En una conferencia titulada “De la diferencia a la semejanza de los sexos”, la filósofa Elizabeth Badinter recordaba el debate entre Diderot y Madame d’Epinay en el siglo 18. Diderot, naturalista, establecía una diferencia irreducible entre hombre y mujer, en razón de su anatomía. Mme. d’Epinay, en cambio, hacía hincapié en su semejanza, apelando a lo que tienen en común: el uso de la razón. Diderot lamentaba, pero a su modo justificaba la dominación del hombre sobre la mujer; Mme. d’Epinay creía en la posibilidad de un mundo más justo entre ambos sexos.
A ese debate, se le añade hoy la complejidad de la discusión sobre la diferencia de género y de las sexualidades. Tras interrogarse sobre las dificultades inherentes tanto a las posturas de la diferencia rígida, como a las de la indistinción total, la filósofa razona sobre su propia perplejidad: la diferencia entre hombres y mujeres es tan borrosa, sutil y variable, que no sabemos definir cada género en su especificidad. Quizá haya llegado la hora, concluye, de dejar a un lado la oposición de los géneros, para considerar ante todo nuestra común pertenencia a la especie humana, que es la que nos distingue de los animales.
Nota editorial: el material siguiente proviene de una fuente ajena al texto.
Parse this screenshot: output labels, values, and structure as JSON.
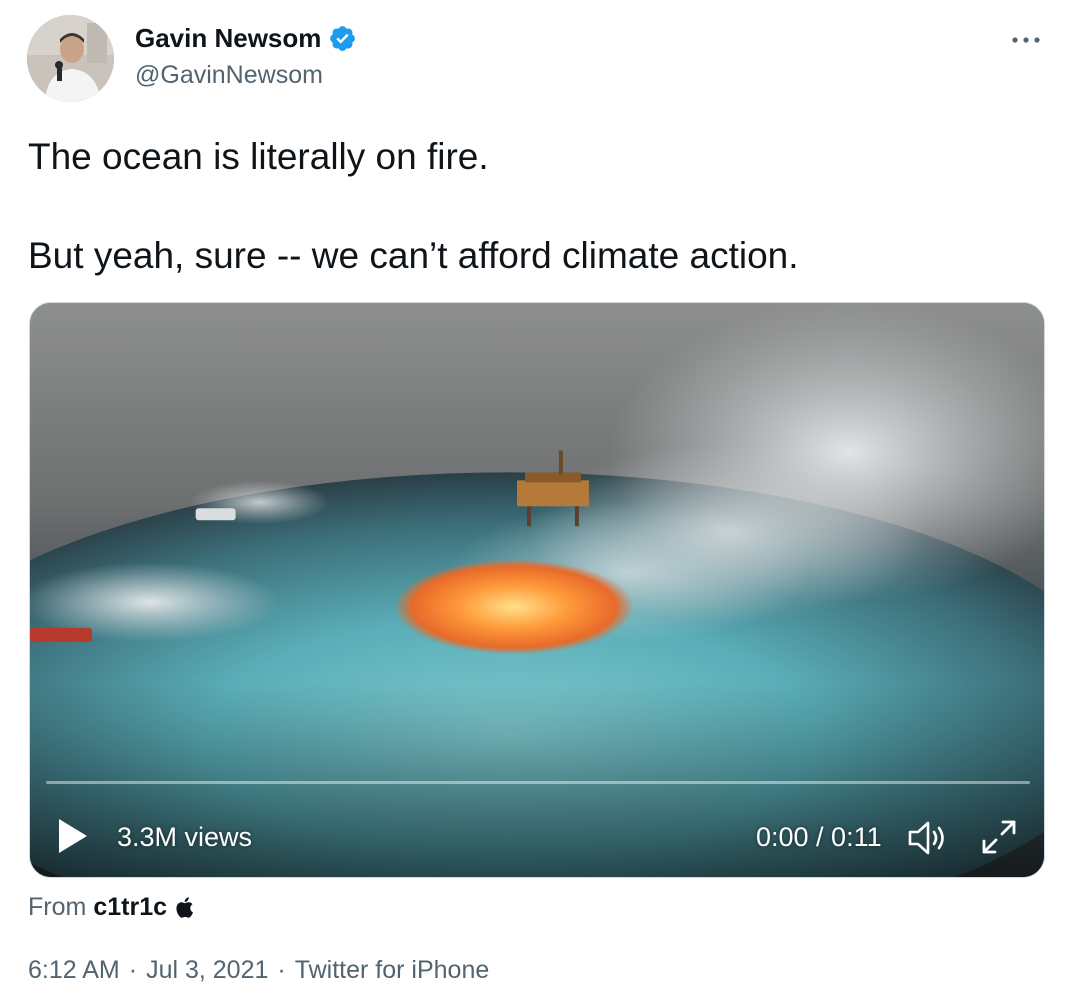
{
  "author": {
    "name": "Gavin Newsom",
    "handle": "@GavinNewsom",
    "verified": true,
    "avatar_icon": "profile-photo-icon"
  },
  "header": {
    "more_icon": "ellipsis-icon"
  },
  "tweet": {
    "lines": [
      "The ocean is literally on fire.",
      "But yeah, sure -- we can’t afford climate action."
    ]
  },
  "video": {
    "views": "3.3M views",
    "time": "0:00 / 0:11",
    "progress_fraction": 0,
    "icons": {
      "play": "play-icon",
      "volume": "volume-icon",
      "expand": "expand-icon"
    }
  },
  "source": {
    "prefix": "From",
    "name": "c1tr1c",
    "icon": "apple-icon"
  },
  "meta": {
    "time": "6:12 AM",
    "date": "Jul 3, 2021",
    "client": "Twitter for iPhone",
    "separator": "·"
  },
  "colors": {
    "text": "#0f1419",
    "secondary": "#536471",
    "verified_blue": "#1d9bf0",
    "border": "#cfd9de"
  }
}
Ante un problema tan complejo, no nos dejemos engañar por la manera en que se habla de nuestro sexo. La interpretación esencialista, a favor de un modelo que consagra la segregación y la opresión de un sexo por el otro, amenaza con socavar las libertades adquiridas y las que aún quedan por conquistar. Como Mme. d’Epinay apelaba a la razón, como Elizabeth Badinter invoca nuestra pertenencia a la especie humana una e indivisible, el camino hacia la igualdad pasa por reivindicar nuestra común libertad, en virtud de la cual ningún determinismo biológico tiene la última palabra en lo que respecta a la relación entre hombres y mujeres.